If you're unfamiliar with PostCSS, it may not be obvious how you pass configuration to a plugin. PostCSS plugins are themselves actually functions that you call with the configuration you want to pass to them. In the Autoprefixer example above, note that we call the autoprefixer function with the config we want to use with it (in this case a simple string, but with many plugins this would be an object literal with any number of option keys provided).

Note: if you're coming from ember-cli-postcss, its nonstandard [plugin, config] tuple format is not supported.

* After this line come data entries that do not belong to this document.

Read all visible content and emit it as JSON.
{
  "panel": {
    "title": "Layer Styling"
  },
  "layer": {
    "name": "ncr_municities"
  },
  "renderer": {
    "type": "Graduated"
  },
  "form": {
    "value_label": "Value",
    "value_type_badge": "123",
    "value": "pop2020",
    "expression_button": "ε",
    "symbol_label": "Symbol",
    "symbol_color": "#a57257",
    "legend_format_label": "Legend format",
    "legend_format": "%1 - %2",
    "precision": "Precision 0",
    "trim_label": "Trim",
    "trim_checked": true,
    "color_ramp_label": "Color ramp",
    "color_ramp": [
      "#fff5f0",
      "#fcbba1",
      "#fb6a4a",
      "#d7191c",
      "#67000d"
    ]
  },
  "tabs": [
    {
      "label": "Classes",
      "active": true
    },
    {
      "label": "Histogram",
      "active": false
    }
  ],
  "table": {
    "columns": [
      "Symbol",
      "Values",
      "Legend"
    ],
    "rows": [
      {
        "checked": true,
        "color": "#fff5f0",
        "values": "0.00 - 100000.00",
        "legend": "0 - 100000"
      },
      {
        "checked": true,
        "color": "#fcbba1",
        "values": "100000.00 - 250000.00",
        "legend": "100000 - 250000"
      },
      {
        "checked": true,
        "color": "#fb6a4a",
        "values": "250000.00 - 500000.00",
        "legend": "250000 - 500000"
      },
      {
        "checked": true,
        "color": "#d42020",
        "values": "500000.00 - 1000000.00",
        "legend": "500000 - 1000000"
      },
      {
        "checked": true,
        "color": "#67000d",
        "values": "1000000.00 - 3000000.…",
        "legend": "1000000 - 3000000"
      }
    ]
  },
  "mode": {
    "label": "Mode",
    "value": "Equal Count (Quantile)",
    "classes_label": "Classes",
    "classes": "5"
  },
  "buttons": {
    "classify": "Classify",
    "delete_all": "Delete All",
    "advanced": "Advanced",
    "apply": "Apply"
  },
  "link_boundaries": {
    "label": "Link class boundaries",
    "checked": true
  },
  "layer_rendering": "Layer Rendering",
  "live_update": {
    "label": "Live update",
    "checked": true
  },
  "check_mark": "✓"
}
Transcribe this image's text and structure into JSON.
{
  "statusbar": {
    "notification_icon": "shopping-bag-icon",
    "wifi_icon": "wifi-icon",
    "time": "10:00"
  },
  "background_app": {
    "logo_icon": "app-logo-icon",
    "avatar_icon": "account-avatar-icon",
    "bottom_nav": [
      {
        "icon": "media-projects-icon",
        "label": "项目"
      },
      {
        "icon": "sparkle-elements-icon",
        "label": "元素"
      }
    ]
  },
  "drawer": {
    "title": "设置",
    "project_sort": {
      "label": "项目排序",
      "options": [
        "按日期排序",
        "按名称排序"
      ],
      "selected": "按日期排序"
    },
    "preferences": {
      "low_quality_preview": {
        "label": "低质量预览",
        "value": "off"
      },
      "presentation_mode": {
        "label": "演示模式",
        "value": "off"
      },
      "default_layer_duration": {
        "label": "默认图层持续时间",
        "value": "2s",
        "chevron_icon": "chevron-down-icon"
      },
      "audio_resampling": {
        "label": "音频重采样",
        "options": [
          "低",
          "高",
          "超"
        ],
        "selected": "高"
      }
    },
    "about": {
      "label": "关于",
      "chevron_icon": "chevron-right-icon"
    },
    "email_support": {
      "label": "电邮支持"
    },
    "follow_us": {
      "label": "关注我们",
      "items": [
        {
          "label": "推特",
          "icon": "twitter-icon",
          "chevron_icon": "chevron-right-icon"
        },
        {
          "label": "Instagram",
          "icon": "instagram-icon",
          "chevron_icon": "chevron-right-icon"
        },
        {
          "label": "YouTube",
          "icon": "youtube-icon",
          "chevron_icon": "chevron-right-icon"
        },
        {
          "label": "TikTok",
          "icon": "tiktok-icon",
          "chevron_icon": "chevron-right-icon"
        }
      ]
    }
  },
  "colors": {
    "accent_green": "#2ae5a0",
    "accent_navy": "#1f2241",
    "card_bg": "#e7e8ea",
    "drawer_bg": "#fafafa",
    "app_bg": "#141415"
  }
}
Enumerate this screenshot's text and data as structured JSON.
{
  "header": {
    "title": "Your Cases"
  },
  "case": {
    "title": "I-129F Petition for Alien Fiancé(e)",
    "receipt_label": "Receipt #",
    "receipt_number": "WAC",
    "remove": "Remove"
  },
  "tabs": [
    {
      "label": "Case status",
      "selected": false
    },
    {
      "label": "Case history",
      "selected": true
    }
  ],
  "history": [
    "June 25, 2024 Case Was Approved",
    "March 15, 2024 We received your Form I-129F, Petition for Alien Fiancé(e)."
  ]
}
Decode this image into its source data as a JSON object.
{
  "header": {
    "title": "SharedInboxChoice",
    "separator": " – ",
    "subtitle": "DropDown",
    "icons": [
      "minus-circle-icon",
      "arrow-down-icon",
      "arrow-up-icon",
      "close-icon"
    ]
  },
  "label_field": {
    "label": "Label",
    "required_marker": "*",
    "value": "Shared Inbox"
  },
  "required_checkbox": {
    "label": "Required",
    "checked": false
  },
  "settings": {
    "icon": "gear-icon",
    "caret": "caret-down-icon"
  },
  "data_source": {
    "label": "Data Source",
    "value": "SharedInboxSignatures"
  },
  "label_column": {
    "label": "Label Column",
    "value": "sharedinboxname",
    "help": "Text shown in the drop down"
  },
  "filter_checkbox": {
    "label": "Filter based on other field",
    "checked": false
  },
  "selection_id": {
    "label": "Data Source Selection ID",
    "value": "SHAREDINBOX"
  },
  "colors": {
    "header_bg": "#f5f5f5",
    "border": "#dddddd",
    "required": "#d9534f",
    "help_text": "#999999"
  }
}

Before/After PostCSS Plugins

By default, any PostCSS plugins you specify will be applied after the module transformation. To apply a set of plugins beforehand instead, you can pass a hash with before and after keys. For instance, if you wanted to use postcss-nested so that you could define a set of global classes as a single block:

new EmberApp(defaults, {
  cssModules: {
    plugins: {
      before: [
        nested
      ],
      after: [
        autoprefixer('last 2 versions')
      ]
    }
  }
});

Post-Process Plugins

You can also provide a set of postprocess plugins that will run on the file after it has been concatenated. This is useful for plugins like postcss-sprites that behave better when run against a single file. The postprocess array will be passed through to the plugins option in broccoli-postcss; see that package for details.

new EmberApp(defaults, {
  cssModules: {
    plugins: {
      postprocess: [
        require('postcss-sprites')({ /* options */ })
      ]
    }
  }
});

Importing Third Party Files

Out of the box, ember-css-modules doesn't provide a way to to include CSS from outside the app or addon in development. Where possible, including these styles by app.importing them from Bower or using a tool like ember-cli-node-assets is a good practice, since the build pipeline will have to do less work during development, and your users will benefit from better caching in vendor.css.

Some styling tools, however, allow for customization as part of a build process. As a specific example, Basscss allows you to define specific CSS variables to customize its default styling. To accomplish this with ember-css-modules, you can use postcss-import and postcss-css-variables.

new EmberApp(defaults, {
  cssModules: {
    plugins: [
      require('postcss-import'),
      require('postcss-css-variables')
    ]
  }
});
/* app/styles/third-party.css */
@import 'some-other-library';
@import 'basscss';

:root {
  --h1: 4rem;
}

Note that any plugins that run after postcss-import will be applied to the imported files, which is why setting the --h1 variable above affects the Basscss output.